Tag Archives: Mortagne-au-Perche

Travel: The Top Places To Stay In Normandy, France

Honfleur
Honfleur

The Times and The Sunday Times (June 15, 2023) – The most popular way to access all this from the UK is via the ports of Dieppe (ferries from Newhaven; dfds.com), Le Havre, Caen and Cherbourg (from Portsmouth and Poole; brittany-ferries.co.uk).

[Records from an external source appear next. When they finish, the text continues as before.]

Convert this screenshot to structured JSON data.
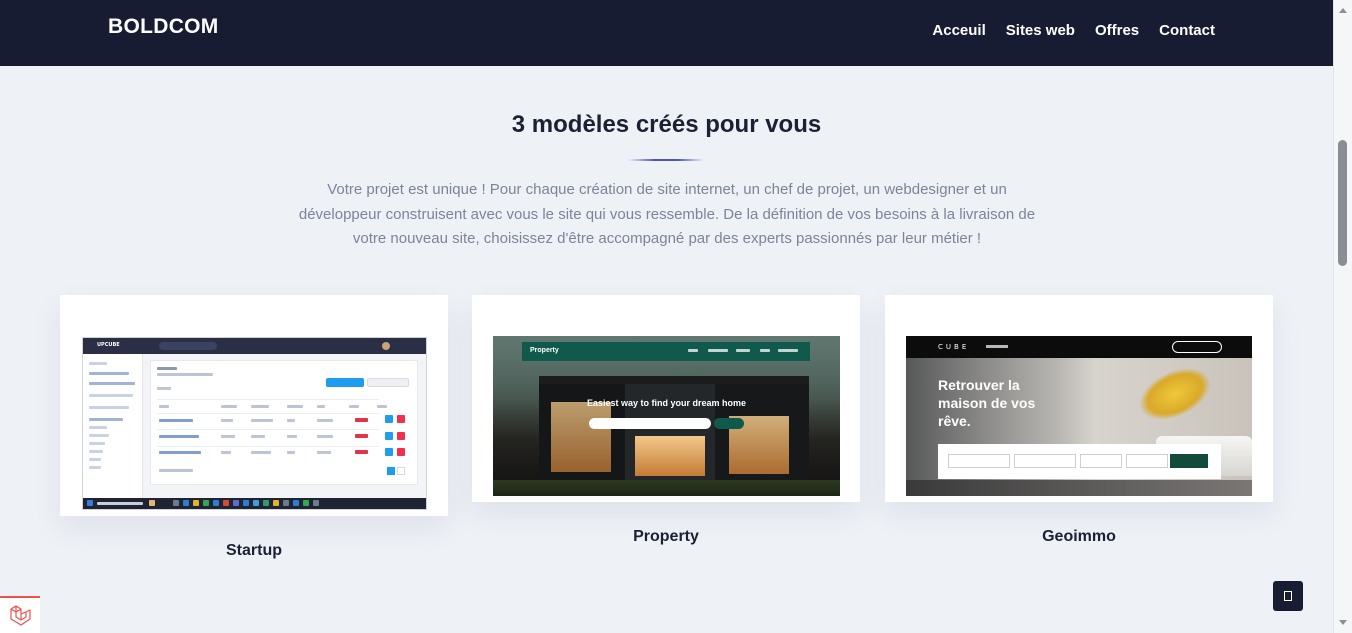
{
  "header": {
    "brand": "BOLDCOM",
    "nav": [
      "Acceuil",
      "Sites web",
      "Offres",
      "Contact"
    ]
  },
  "section": {
    "title": "3 modèles créés pour vous",
    "intro": "Votre projet est unique ! Pour chaque création de site internet, un chef de projet, un webdesigner et un développeur construisent avec vous le site qui vous ressemble. De la définition de vos besoins à la livraison de votre nouveau site, choisissez d'être accompagné par des experts passionnés par leur métier !"
  },
  "templates": [
    {
      "name": "Startup",
      "preview": {
        "logo": "UPCUBE"
      }
    },
    {
      "name": "Property",
      "preview": {
        "brand": "Property",
        "headline": "Easiest way to find your dream home"
      }
    },
    {
      "name": "Geoimmo",
      "preview": {
        "brand": "CUBE",
        "headline": "Retrouver la maison de vos rêve."
      }
    }
  ],
  "widgets": {
    "back_to_top_icon": "square-icon",
    "framework_badge_icon": "laravel-icon"
  },
  "colors": {
    "header_bg": "#181c32",
    "page_bg": "#eef1f6",
    "accent_rule": "#4a56be",
    "intro_text": "#7c8498"
  }
}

Le Tribunal, Mortagne-au-Perche

Le Tribunal, Mortagne-au-Perche

Hotel in the Perche region’s main hub
Southern Normandy’s Perche region is a succession of gentle hills clad in beech and oak. Much of it is designated a natural park. There is great diversity here, in landscape and architecture, which come in a palette of colours thanks to different building materials. Its main hub is Mortagne-au-Perche, a market town of cobbled streets, antique shops, magnificent mansions and its famed black pudding.

Pays d’Auge

Domaine de la Cour au Grip, Repentigny

Rustic retreat in cider country
The Pays d’Auge, to the east of Caen, is an unhurried, painterly landscape, mixing oak and hazel woodland with cattle-filled orchards where morning mists lie low in the valleys and the autumn colours are magnificent. This is cider country, and there are still 20-odd cider makers on the 25-mile Cider Route. The former farm of Domaine de la Cour au Grip is on that route in the village of Repentigny, not far from Beuvron-en-Auge, one of the prettiest villages in France.

Le Landemer, Urville-Nacqueville

Le Landemer, Urville-Nacqueville

Restaurant with rooms west of Cherbourg
Not every ferry traveller wants to hurry home. Le Landemer, barely ten miles along the coast from the ferry port of Cherbourg, is for those who like to linger. This designer conversion of a coastal house is as much an eating as a sleeping place, with five traditional rooms in the main house, and four yacht-style rooms — more modern with big picture windows — smuggled away in an adjacent building.